CBN BRASIL

Tuesday, February 24, 2015

Eating disorders involve more than what you don't eat. Recovery requires a holistic approach


man on scale

One late-summer morning a few years ago, Lauryn Lax was at her gym in Green Hills, Tennessee, where she spent almost six hours every day. She was frail – weighing in at just 79-pounds – but pushed through her strenuous workout, just as she always did.
What she didn’t know was that a group of nine fellow gym-goers had been watching her weight decline for some time and were quite worried: they didn’t know if Lax was dealing with an eating disorder or another medical condition, but they felt like they should say something. They’d already decided to approach her that August morning and express their concerns.
Though awkward and invasive, her fellow gym-goers’ intervention led Lax to check herself into Vanderbilt Hospital that day. After her admission to the hospital, the doctors considered placing a pacemaker inside of the 23-year-old because she was near death and her heart struggled to beat.
Lax is now deeply grateful, because she, unlike so many other people with similar problems, survived. But near-death experiences are sadly not uncommon among those with eating disorders: they are the most deadly mental health disorderamong both men and women in America, and they are even on the rise in young children.
While the stereotype of someone with an “eating disorder” is someone who just doesn’t eat (anorexia) or eats and then purges through induced vomiting or usage of laxatives, it’s actually not that simple.
Some studies have reported that as much as 75% of people with anorexia or bulimia are also over-exercising – in addition to calorie restriction or elimination and other forms of purging – to get to and maintain an unhealthy weight. This mixing of different behaviors usually only associated with one type of disorder, called “Eating disorder not otherwise specified” or Ednos, is actually the deadliest.

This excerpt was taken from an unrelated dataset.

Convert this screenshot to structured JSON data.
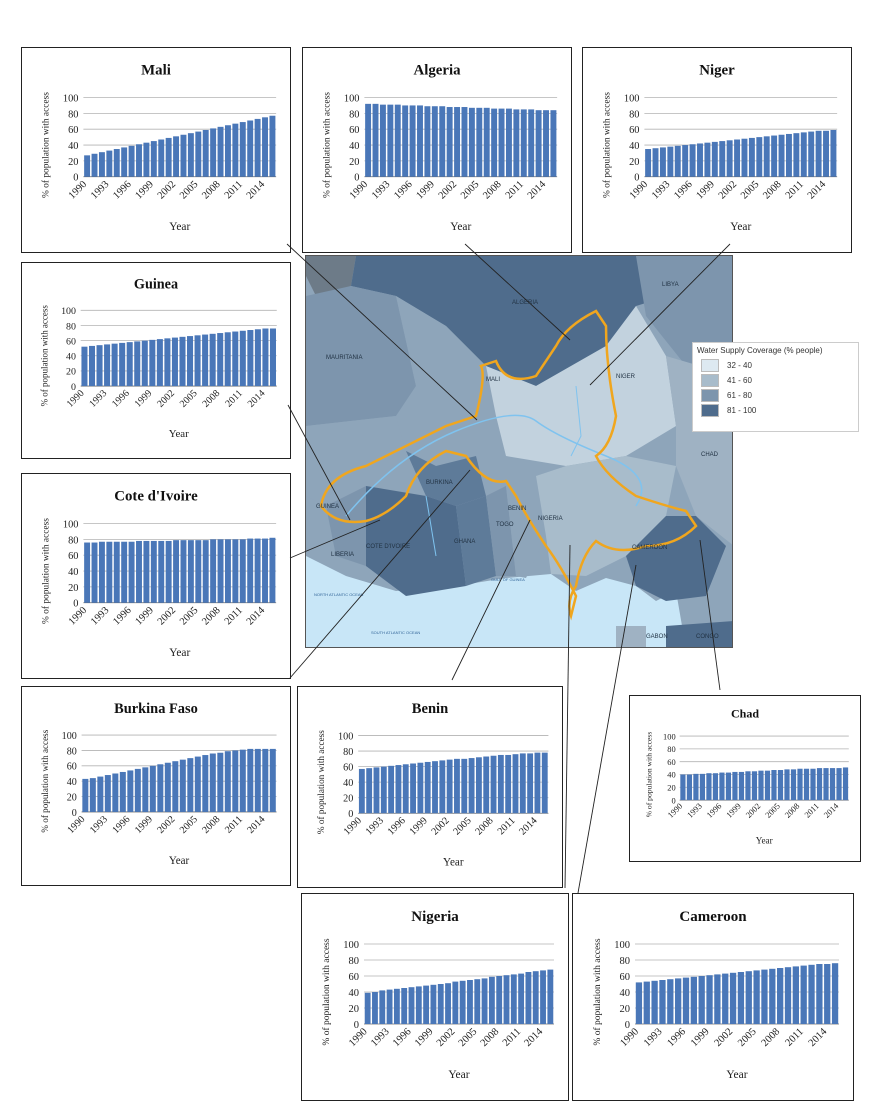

Like Lax, once I was out of treatment and back to exercising and eating in a healthier way, I had to combat my unhealthy urges to over-exercise and under-eat, and to force myself to eat and to work out far less.Ednos better describes Lax’s own experience, and mine.
That led us both to Crossfit.
Though not founded with people who have eating disorders in mind, many people like Lax and I find the regimentation of the exercise program like Crossfit, combined with the focus on eating as a function of how we train, helps re-orient our negative thoughts about food.
Lax told me that the program helped her to see food as something that she couldn’t have envisioned before: good for her. “[I am] tremendously better,” Lax explained. “I eat real food – and know I must fuel my body if I want to feel good - inside and outside the gym.”
While in the thick of her eating disorder, she had heard about Crossfit but veered away because she thought the program was too short: the 10-20 minute circuit sessions she joked, “was a warm-up for me then!”
“My driving force for over-exercising was a means to cope with stress, achieve an unattainable image and strive for ‘perfection.’ Now I keep my stress in check, and no longer use image or perfection as driving forces – it’s a whole new ballgame.”
I, too, had to learn how to stop letting scales and calories and miles and mirrors define how I felt about my body. I had to learn how to see food not as a weapon I was using against myself, but as something vital for my health. Having a program and a community invested in more than my appearance or my stats helped me get there.
For instance, after a recent workout, I lay down on the floor and my coach sat down next to me and asked, “What did you eat today?”
Years ago, that question would have made nauseated me and filled me with anxiety; now I cannot only tell the truth, but talk about how to eat more next time.
To people who have never battled an eating disorder, that might sound like a silly thing to be excited about. But to people like Lax and myself, it’s a big deal to feel excited about food – even if it’s only a handful of blueberries.
There have been a lot of criticisms about CrossFit, and I’m cognizant of them as I exercise – and that what works for me might not work for someone else. But when the very symptoms of my mental health condition – diet and exercise – are things I need to maintain my physical health, I’m working on more than my body each time I exercise and each time I eat.